>>> f = open(filename)
>>> data = f.read()
Traceback (most recent call last):
File "<pyshell#2>", line 1, in <module>
data = f.read()
File "C:\Python30\lib\io.py", line 1724, in read
decoder.decode(self.buffer.read(), final=True))
File "C:\Python30\lib\io.py", line 1295, in decode
output = self.decoder.decode(input, final=final)
File "C:\Python30\lib\encodings\cp1252.py", line 23, in decode
return codecs.charmap_decode(input,self.errors,decoding_table)[0]
UnicodeDecodeError: 'charmap' codec can't decode byte 0x9d in position
10442: character maps to <undefined>
The string at position 10442 is something like this :
"query":"0 1Ȉ \u2021 0\u201a0 \u2021Ȉ ","
So what encoding value am I supposed to give ? I tried f =
open(filename, encoding="cp1252") but still same error. I guess
Python3 auto-detects it as cp1252
--
Anjanesh Lekshmnarayanan
Thanks a lot ! utf-8 and latin1 were accepted !

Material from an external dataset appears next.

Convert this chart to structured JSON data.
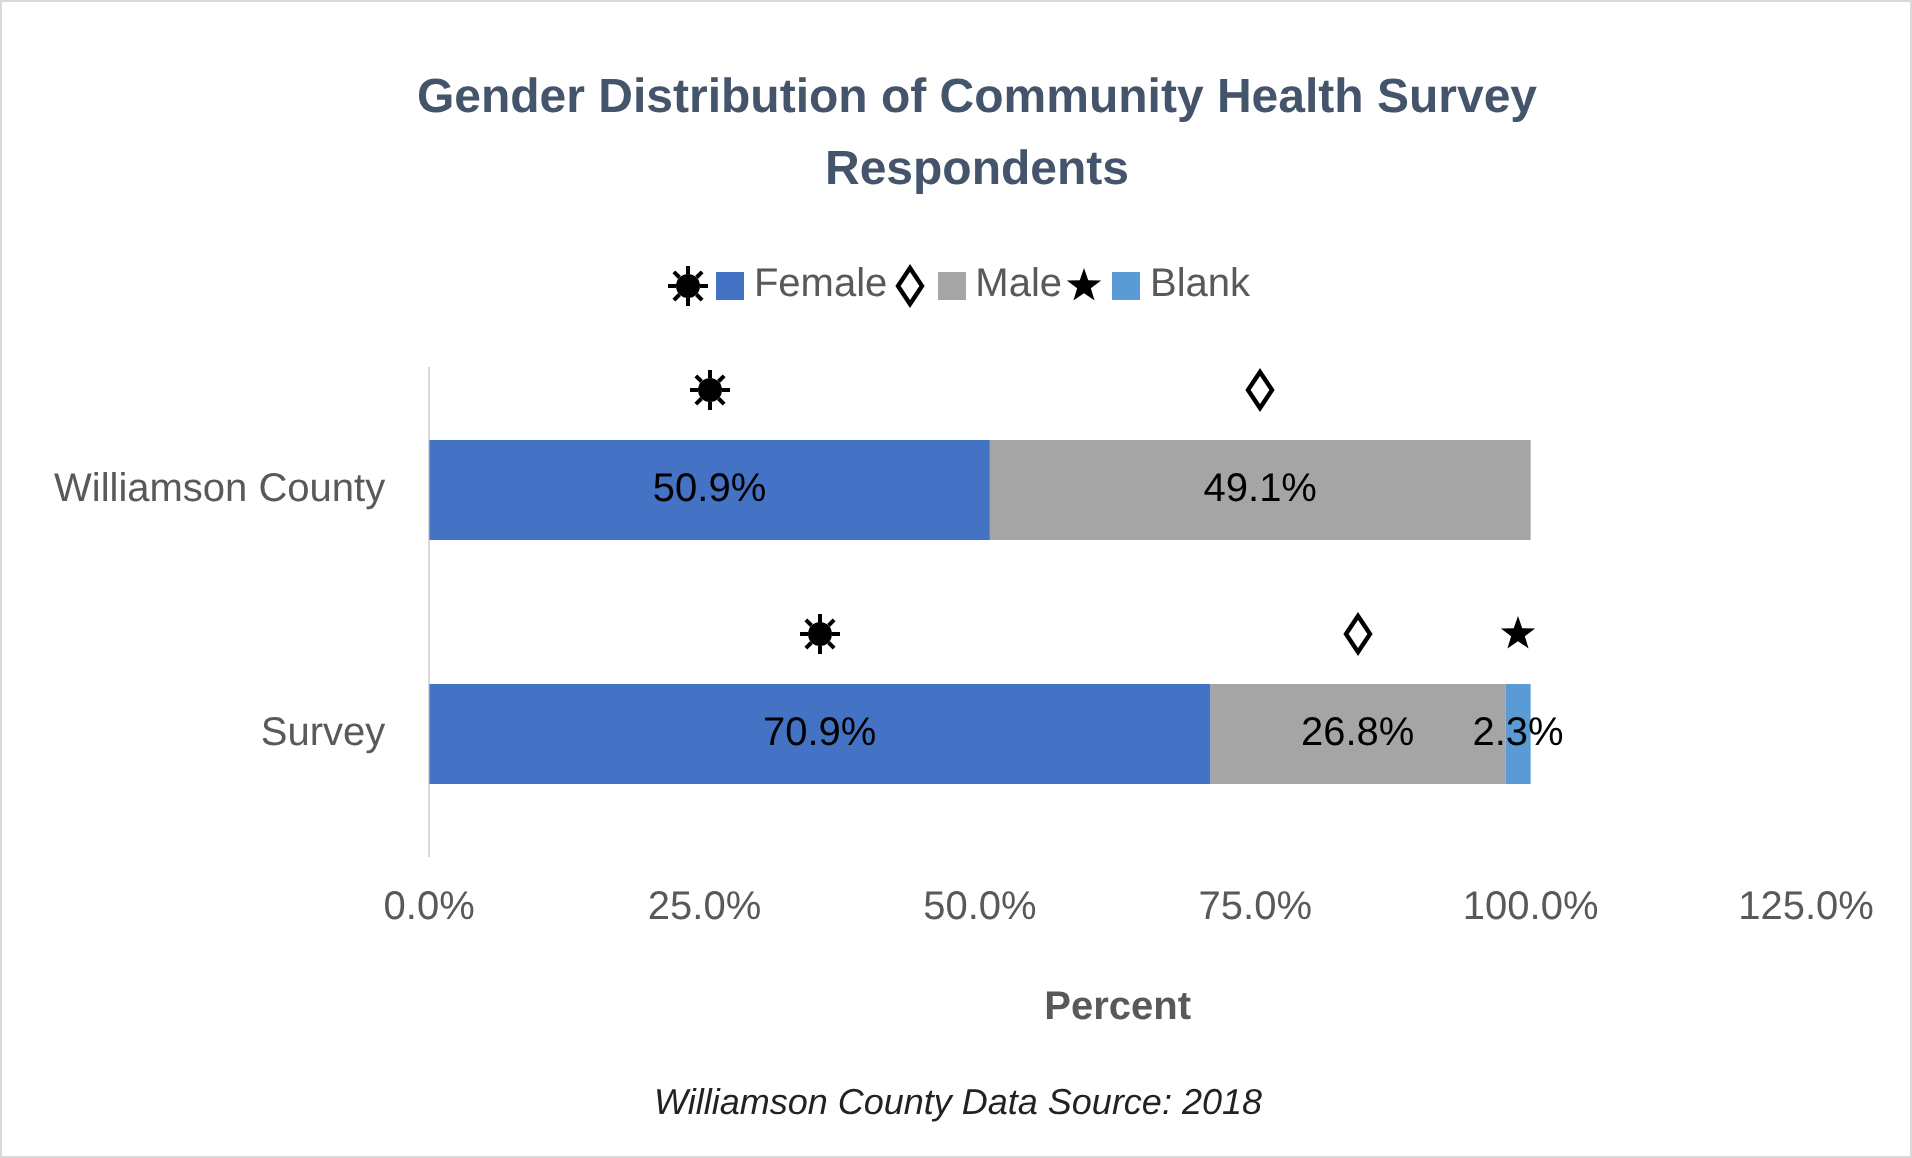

Just so you know, latin-1 can decode any sequence of bytes, so it will always
work even if that's not the "real" encoding.
>
>
> On Thu, Jan 29, 2009 at 12:09 PM, Anjanesh Lekshminarayanan <mail <at>
anjanesh.net> wrote:
> > It does auto-detect it as cp1252- look at the files in the traceback and
> > you'll see lib\encodings\cp1252.py. Since cp1252 seems to be the wrong
> > encoding, try opening it as utf-8 or latin1 and see if that fixes it.

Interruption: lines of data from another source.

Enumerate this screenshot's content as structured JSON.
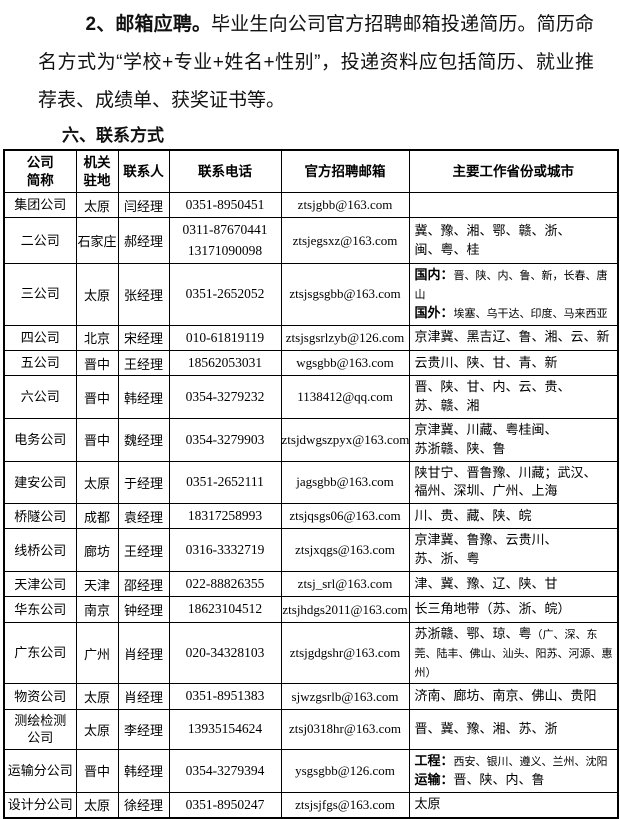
{
  "page": {
    "intro_bold": "2、邮箱应聘。",
    "intro_text": "毕业生向公司官方招聘邮箱投递简历。简历命名方式为“学校+专业+姓名+性别”，投递资料应包括简历、就业推荐表、成绩单、获奖证书等。",
    "section_title": "六、联系方式"
  },
  "table": {
    "headers": [
      "公司\n简称",
      "机关\n驻地",
      "联系人",
      "联系电话",
      "官方招聘邮箱",
      "主要工作省份或城市"
    ],
    "rows": [
      {
        "company": "集团公司",
        "location": "太原",
        "contact": "闫经理",
        "phone": "0351-8950451",
        "email": "ztsjgbb@163.com",
        "regions": []
      },
      {
        "company": "二公司",
        "location": "石家庄",
        "contact": "郝经理",
        "phone": "0311-87670441\n13171090098",
        "email": "ztsjegsxz@163.com",
        "regions": [
          {
            "s": "normal",
            "t": "冀、豫、湘、鄂、赣、浙、"
          },
          {
            "s": "br"
          },
          {
            "s": "normal",
            "t": "闽、粤、桂"
          }
        ]
      },
      {
        "company": "三公司",
        "location": "太原",
        "contact": "张经理",
        "phone": "0351-2652052",
        "email": "ztsjsgsgbb@163.com",
        "regions": [
          {
            "s": "bold",
            "t": "国内："
          },
          {
            "s": "small",
            "t": "晋、陕、内、鲁、新，长春、唐山"
          },
          {
            "s": "br"
          },
          {
            "s": "bold",
            "t": "国外："
          },
          {
            "s": "small",
            "t": "埃塞、乌干达、印度、马来西亚"
          }
        ]
      },
      {
        "company": "四公司",
        "location": "北京",
        "contact": "宋经理",
        "phone": "010-61819119",
        "email": "ztsjsgsrlzyb@126.com",
        "regions": [
          {
            "s": "normal",
            "t": "京津冀、黑吉辽、鲁、湘、云、新"
          }
        ]
      },
      {
        "company": "五公司",
        "location": "晋中",
        "contact": "王经理",
        "phone": "18562053031",
        "email": "wgsgbb@163.com",
        "regions": [
          {
            "s": "normal",
            "t": "云贵川、陕、甘、青、新"
          }
        ]
      },
      {
        "company": "六公司",
        "location": "晋中",
        "contact": "韩经理",
        "phone": "0354-3279232",
        "email": "1138412@qq.com",
        "regions": [
          {
            "s": "normal",
            "t": "晋、陕、甘、内、云、贵、"
          },
          {
            "s": "br"
          },
          {
            "s": "normal",
            "t": "苏、赣、湘"
          }
        ]
      },
      {
        "company": "电务公司",
        "location": "晋中",
        "contact": "魏经理",
        "phone": "0354-3279903",
        "email": "ztsjdwgszpyx@163.com",
        "regions": [
          {
            "s": "normal",
            "t": "京津冀、川藏、粤桂闽、"
          },
          {
            "s": "br"
          },
          {
            "s": "normal",
            "t": "苏浙赣、陕、鲁"
          }
        ]
      },
      {
        "company": "建安公司",
        "location": "太原",
        "contact": "于经理",
        "phone": "0351-2652111",
        "email": "jagsgbb@163.com",
        "regions": [
          {
            "s": "normal",
            "t": "陕甘宁、晋鲁豫、川藏；武汉、"
          },
          {
            "s": "br"
          },
          {
            "s": "normal",
            "t": "福州、深圳、广州、上海"
          }
        ]
      },
      {
        "company": "桥隧公司",
        "location": "成都",
        "contact": "袁经理",
        "phone": "18317258993",
        "email": "ztsjqsgs06@163.com",
        "regions": [
          {
            "s": "normal",
            "t": "川、贵、藏、陕、皖"
          }
        ]
      },
      {
        "company": "线桥公司",
        "location": "廊坊",
        "contact": "王经理",
        "phone": "0316-3332719",
        "email": "ztsjxqgs@163.com",
        "regions": [
          {
            "s": "normal",
            "t": "京津冀、鲁豫、云贵川、"
          },
          {
            "s": "br"
          },
          {
            "s": "normal",
            "t": "苏、浙、粤"
          }
        ]
      },
      {
        "company": "天津公司",
        "location": "天津",
        "contact": "邵经理",
        "phone": "022-88826355",
        "email": "ztsj_srl@163.com",
        "regions": [
          {
            "s": "normal",
            "t": "津、冀、豫、辽、陕、甘"
          }
        ]
      },
      {
        "company": "华东公司",
        "location": "南京",
        "contact": "钟经理",
        "phone": "18623104512",
        "email": "ztsjhdgs2011@163.com",
        "regions": [
          {
            "s": "normal",
            "t": "长三角地带（苏、浙、皖）"
          }
        ]
      },
      {
        "company": "广东公司",
        "location": "广州",
        "contact": "肖经理",
        "phone": "020-34328103",
        "email": "ztsjgdgshr@163.com",
        "regions": [
          {
            "s": "normal",
            "t": "苏浙赣、鄂、琼、粤"
          },
          {
            "s": "small",
            "t": "（广、深、东莞、陆丰、佛山、汕头、阳苏、河源、惠州）"
          }
        ]
      },
      {
        "company": "物资公司",
        "location": "太原",
        "contact": "肖经理",
        "phone": "0351-8951383",
        "email": "sjwzgsrlb@163.com",
        "regions": [
          {
            "s": "normal",
            "t": "济南、廊坊、南京、佛山、贵阳"
          }
        ]
      },
      {
        "company": "测绘检测\n公司",
        "location": "太原",
        "contact": "李经理",
        "phone": "13935154624",
        "email": "ztsj0318hr@163.com",
        "regions": [
          {
            "s": "normal",
            "t": "晋、冀、豫、湘、苏、浙"
          }
        ]
      },
      {
        "company": "运输分公司",
        "location": "晋中",
        "contact": "韩经理",
        "phone": "0354-3279394",
        "email": "ysgsgbb@126.com",
        "regions": [
          {
            "s": "bold",
            "t": "工程："
          },
          {
            "s": "small",
            "t": "西安、银川、遵义、兰州、沈阳"
          },
          {
            "s": "br"
          },
          {
            "s": "bold",
            "t": "运输："
          },
          {
            "s": "normal",
            "t": "晋、陕、内、鲁"
          }
        ]
      },
      {
        "company": "设计分公司",
        "location": "太原",
        "contact": "徐经理",
        "phone": "0351-8950247",
        "email": "ztsjsjfgs@163.com",
        "regions": [
          {
            "s": "normal",
            "t": "太原"
          }
        ]
      }
    ]
  }
}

Benjamin, "auto-detect" has strong connotations of the open() call (with mode
including text and encoding not specified) reading some/all of the file and
trying to guess what the encoding might be -- a futile pursuit and not what the
docs say:
"""encoding is the name of the encoding used to decode or encode the file. This
should only be used in text mode. The default encoding is platform dependent,
but any encoding supported by Python can be passed. See the codecs module for
the list of supported encodings"""
On my machine [Windows XL SP3] sys.getdefaultencoding() returns 'utf-8'. It
would be interesting to know
(1) what is produced on Anjanesh's machine
(2) how the default encoding is derived (I would have thought I was a prime
candidate for 'cp1252')
(3) whether the 'default encoding' of open() is actually the same as the
'default encoding' of sys.getdefaultencoding() -- one would hope so but the docs
don't say so.
> Thanks a lot ! utf-8 and latin1 were accepted !

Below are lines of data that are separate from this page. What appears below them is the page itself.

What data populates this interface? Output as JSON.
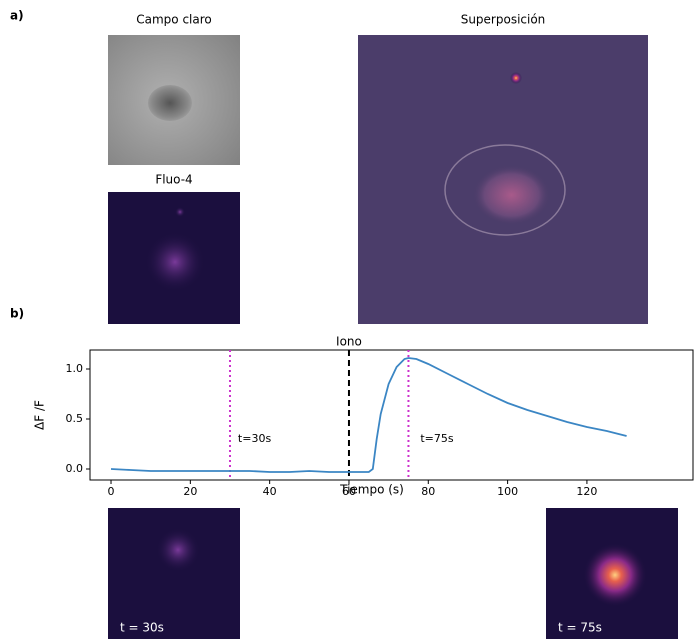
{
  "figure": {
    "panel_a": "a)",
    "panel_b": "b)",
    "image_titles": [
      "Campo claro",
      "Fluo-4",
      "Superposición"
    ],
    "inset_labels": [
      "t = 30s",
      "t = 75s"
    ]
  },
  "chart_data": {
    "type": "line",
    "xlabel": "Tiempo (s)",
    "ylabel": "ΔF /F",
    "x": [
      0,
      5,
      10,
      15,
      20,
      25,
      30,
      35,
      40,
      45,
      50,
      55,
      60,
      63,
      65,
      66,
      67,
      68,
      70,
      72,
      74,
      75,
      77,
      80,
      85,
      90,
      95,
      100,
      105,
      110,
      115,
      120,
      125,
      128,
      130
    ],
    "series": [
      {
        "name": "ΔF /F",
        "color": "#3b86c4",
        "values": [
          0.0,
          -0.01,
          -0.02,
          -0.02,
          -0.02,
          -0.02,
          -0.02,
          -0.02,
          -0.03,
          -0.03,
          -0.02,
          -0.03,
          -0.03,
          -0.03,
          -0.03,
          0.0,
          0.3,
          0.55,
          0.85,
          1.02,
          1.1,
          1.11,
          1.1,
          1.05,
          0.95,
          0.85,
          0.75,
          0.66,
          0.59,
          0.53,
          0.47,
          0.42,
          0.38,
          0.35,
          0.33
        ]
      }
    ],
    "xlim": [
      -5.3,
      147
    ],
    "ylim": [
      -0.11,
      1.19
    ],
    "xticks": [
      0,
      20,
      40,
      60,
      80,
      100,
      120
    ],
    "yticks": [
      {
        "value": 0,
        "label": "0.0"
      },
      0.5,
      {
        "value": 1,
        "label": "1.0"
      }
    ],
    "vlines": [
      {
        "x": 30,
        "color": "#cc33cc",
        "style": "dotted"
      },
      {
        "x": 60,
        "color": "#000000",
        "style": "dashed",
        "label": "Iono"
      },
      {
        "x": 75,
        "color": "#cc33cc",
        "style": "dotted"
      }
    ],
    "annotations": [
      {
        "text": "t=30s",
        "x": 32,
        "y": 0.3
      },
      {
        "text": "t=75s",
        "x": 78,
        "y": 0.3
      }
    ]
  }
}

Benjamin and Anjanesh, Please understand that
any_random_rubbish.decode('latin1') will be "accepted". This is *not* useful
information to be greeted with thanks and exclamation marks. It is merely a
by-product of the fact that *any* single-byte character set like latin1 that
uses all 256 possible bytes can not fail, by definition; no character "maps to
<undefined>".
> If you want to read the file as text, find out which encoding it actually is.
In one of those encodings, you'll probably see some nonsense characters. If you
are just looking at the file as a sequence of bytes, open the file in binary
mode rather than text. That way, you'll avoid this issue all together (just make
sure you use byte strings instead of unicode strings).
In fact, inspection of Anjanesh's report:
"""UnicodeDecodeError: 'charmap' codec can't decode byte 0x9d in position
10442: character maps to <undefined>
The string at position 10442 is something like this :
"query":"0 1»Ý \u2021 0\u201a0 \u2021»Ý"," """
draws two observations:
(1) there is nothing in the reported string that can be unambiguously identified
as corresponding to "0x9d"
(2) it looks like a small snippet from a Python source file!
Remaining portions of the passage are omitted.